Service C slows down. B waits 30s for C, A waits 30s for B, the gateway waits 60s for A—users see 504s and every tier’s thread pools are full of blocked waiters. Retries double the load. One slow leaf turns into a system-wide outage. You need a timeout budget, aligned retries, and circuit breakers so failures fail fast at the right layer.

After reading, you should be able to:

Explain why independent 30s timeouts per hop do not add up safely.
Design a deadline budget from edge to leaf services.
Pair timeouts with bulkheads, limited retries, and idempotency.
Read traces for stacked waits and fix the deepest slow span first.

Why — threads wait the full timeout at every hop

A timeout cascade happens when many services each hold resources (threads, connections) for their full configured timeout while waiting on a deeper slow or failed service. The user sees one slow request; internally you have N × timeout worth of blocked capacity and retry traffic amplifies the blast radius—a metastable failure that persists after the root cause heals.

Common mistakes

Mistake	Effect
Same 30s timeout everywhere	Each hop can consume 30s; edge waits minutes
Gateway timeout < sum of internal timeouts	504 to client while backends still working
Retry on timeout without idempotency	Duplicate work — idempotency
Retry storm on 503	Load multiplier — 429 guide
No deadline propagation	Downstream does not know caller has 200ms left
No breaker on slow dependency	Keep hitting sick service — circuit breaker

What — see the cascade in traces

Waterfall shows stacked blocking — B’s HTTP client span to C is 29s; A’s call to B is 29s; little CPU work — distributed trace.
Thread dumps — many threads in socket read to same downstream host — pool exhausted.
Error pattern — mix of timeouts, 504, ReadTimeoutException, 504 Gateway Timeout at edge.
Retry metrics — client/gateway retry count spikes with incident.
Map timeout config — table per service: connect vs read timeout, gateway, JDBC (often separate).

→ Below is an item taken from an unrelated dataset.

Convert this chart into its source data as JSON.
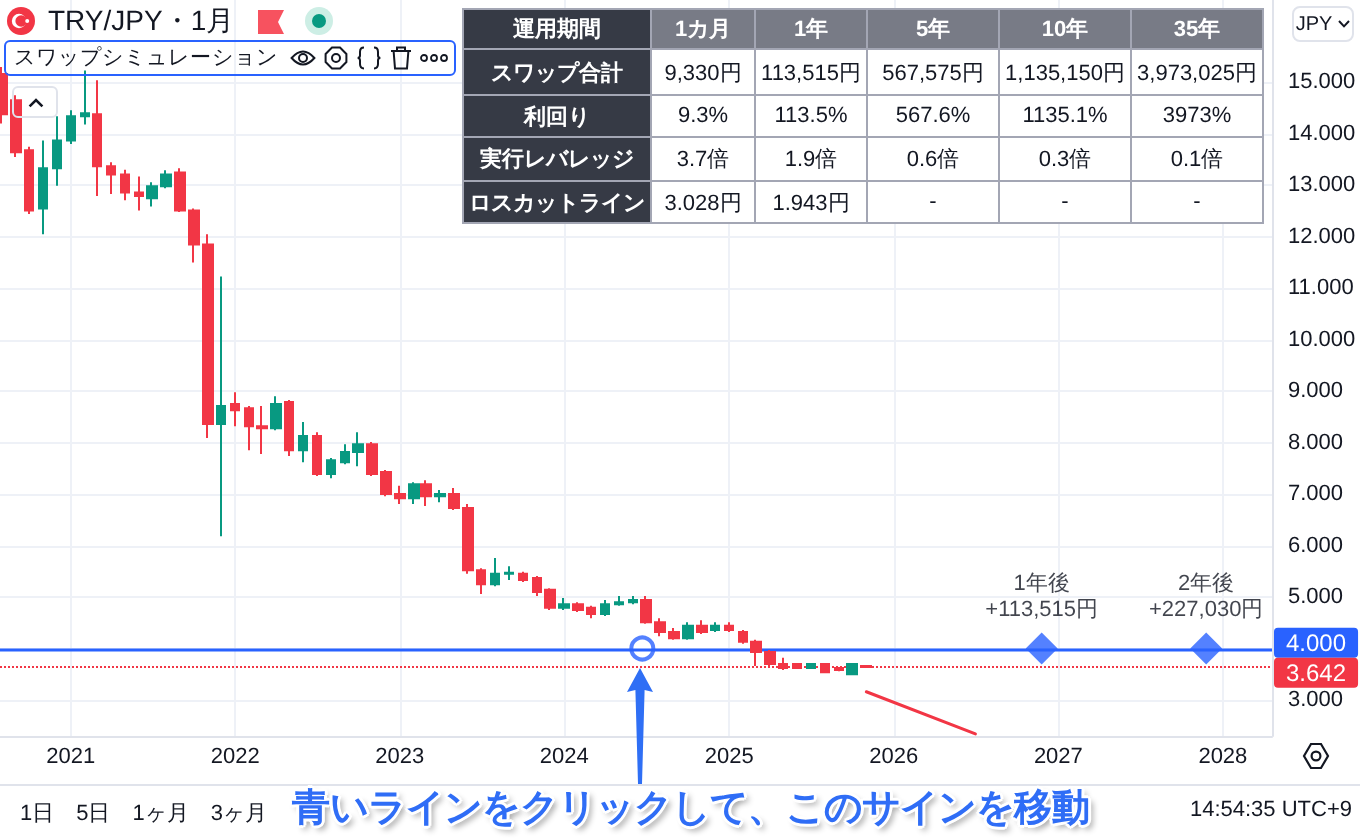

How — timeout budget and resilience stack

1. Deadline budget (end-to-end)

Start at the edge with max user-facing latency (e.g. 3s). Subtract overhead per hop.

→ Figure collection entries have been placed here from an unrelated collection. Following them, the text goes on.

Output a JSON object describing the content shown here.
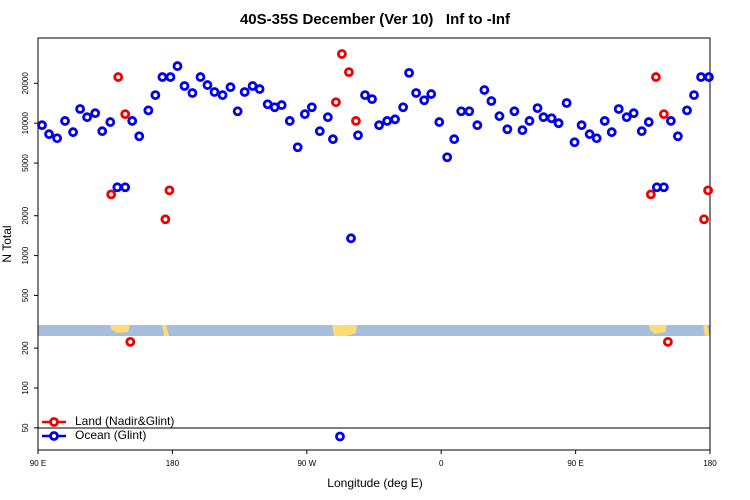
{
  "chart_data": {
    "type": "scatter",
    "title": "40S-35S December (Ver 10)   Inf to -Inf",
    "x_label": "Longitude (deg E)",
    "y_label": "N Total",
    "xlim": [
      90,
      540
    ],
    "xticks": [
      {
        "value": 90,
        "label": "90 E"
      },
      180,
      {
        "value": 270,
        "label": "90 W"
      },
      {
        "value": 360,
        "label": "0"
      },
      {
        "value": 450,
        "label": "90 E"
      },
      {
        "value": 540,
        "label": "180"
      }
    ],
    "ylim": [
      34,
      44000
    ],
    "log_y": true,
    "yticks": [
      50,
      100,
      200,
      500,
      1000,
      2000,
      5000,
      10000,
      20000
    ],
    "legend": "lower left",
    "series": [
      {
        "name": "Land (Nadir&Glint)",
        "color": "#ee0000",
        "x": [
          139.0,
          143.7,
          148.4,
          151.8,
          175.3,
          178.0,
          289.5,
          293.5,
          298.2,
          302.9,
          500.4,
          503.8,
          509.1,
          511.8,
          536.0,
          538.7
        ],
        "values": [
          2900,
          22300,
          11700,
          223,
          1880,
          3110,
          14400,
          33300,
          24300,
          10400,
          2900,
          22300,
          11700,
          223,
          1880,
          3110
        ]
      },
      {
        "name": "Ocean (Glint)",
        "color": "#0000ee",
        "x": [
          92.7,
          97.4,
          102.8,
          108.1,
          113.5,
          118.2,
          122.9,
          128.3,
          133.0,
          138.4,
          143.1,
          148.4,
          153.1,
          157.8,
          163.9,
          168.6,
          173.3,
          178.7,
          183.4,
          188.1,
          193.4,
          198.8,
          203.5,
          208.2,
          213.6,
          218.9,
          223.7,
          228.4,
          233.7,
          238.4,
          243.8,
          248.5,
          253.2,
          258.6,
          263.9,
          268.7,
          273.4,
          278.7,
          284.1,
          287.5,
          292.2,
          299.6,
          304.3,
          309.0,
          313.7,
          318.4,
          323.8,
          329.1,
          334.5,
          338.5,
          343.2,
          348.6,
          353.3,
          358.7,
          364.0,
          368.7,
          373.4,
          378.8,
          384.2,
          388.9,
          393.6,
          399.0,
          404.3,
          409.0,
          414.4,
          419.1,
          424.5,
          428.5,
          433.9,
          438.6,
          444.0,
          449.3,
          454.0,
          459.4,
          464.1,
          469.5,
          474.2,
          478.9,
          484.2,
          488.9,
          494.3,
          499.0,
          504.4,
          509.1,
          513.8,
          518.5,
          524.6,
          529.3,
          534.0,
          539.3
        ],
        "values": [
          9660,
          8260,
          7700,
          10400,
          8550,
          12800,
          11100,
          11900,
          8700,
          10200,
          3280,
          3280,
          10400,
          7970,
          12500,
          16300,
          22300,
          22300,
          27000,
          19100,
          16900,
          22300,
          19400,
          17200,
          16300,
          18700,
          12300,
          17200,
          19100,
          18100,
          13900,
          13200,
          13700,
          10400,
          6580,
          11700,
          13200,
          8700,
          11100,
          7570,
          43,
          1350,
          8110,
          16300,
          15200,
          9660,
          10400,
          10700,
          13200,
          24000,
          16900,
          14900,
          16600,
          10200,
          5530,
          7570,
          12300,
          12300,
          9660,
          17800,
          14700,
          11300,
          9000,
          12300,
          8850,
          10400,
          13000,
          11100,
          10900,
          10000,
          14200,
          7180,
          9660,
          8260,
          7700,
          10400,
          8550,
          12800,
          11100,
          11900,
          8700,
          10200,
          3280,
          3280,
          10400,
          7970,
          12500,
          16300,
          22300,
          22300
        ]
      }
    ]
  }
}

Edge (gateway):     3000 ms total
  Service A:        2500 ms (must finish before gateway gives up)
    Service B:        2000 ms
      Service C:      1500 ms
        DB:           500 ms statement timeout

Each hop’s timeout must be less than its caller’s remaining budget—not equal.

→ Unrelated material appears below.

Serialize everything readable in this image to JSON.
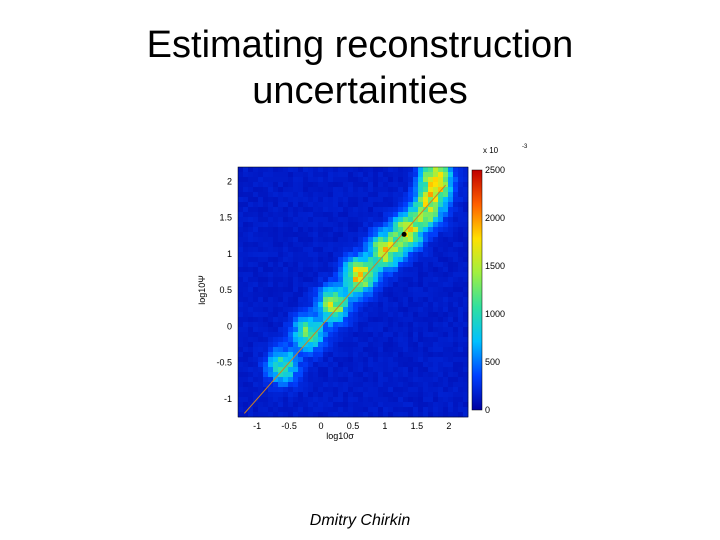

2. Propagate remaining time

gRPC: deadline propagated automatically.
HTTP: custom header X-Deadline-Ms or use service mesh (Envoy) timeout per route.
Before outbound call: remaining = deadline - now(); set client timeout to remaining.

3. Connect vs read timeout

connectTimeout: 1-2s    # fail fast if host dead
readTimeout:    min(remainingBudget, per-hop cap)

4. Retries (strict rules)

Max 1–2 retries; exponential backoff + jitter.
Only idempotent operations or with Idempotency-Key.
Do not retry if deadline nearly exhausted.
Do not retry timeouts on POST without dedupe.

5. Bulkhead + circuit breaker (per dependency)

Limit concurrent calls and open breaker on slow/failure rate—stops occupying all threads for full timeout window — circuit breaker guide.

6. Cancel work when client disconnects

Servlet/async: abort downstream calls when client closes connection—frees threads earlier.

7. JDBC and messaging

queryTimeout / Hikari connectionTimeout within DB slice of budget.
Kafka consumer: max.poll.interval.ms aligned with processing time.

Reference chain (502 guide)

client_timeout ≥ gateway_timeout ≥ service_read_timeout ≥ db_timeout

Document in repo README or platform standards — see 502 healthy pods.

Verify

Integration test: slow C → A returns within gateway budget; does not wait 30s×3.
Load test with retry disabled vs enabled—measure amplification.
Trace shows decreasing deadline per hop.

Interview one-liner

“I set an end-to-end deadline at the edge and give each hop a shorter timeout than its caller, propagate remaining time, limit retries to idempotent ops with backoff, and use bulkheads and circuit breakers so one slow service does not hold every thread for the full 30 seconds.”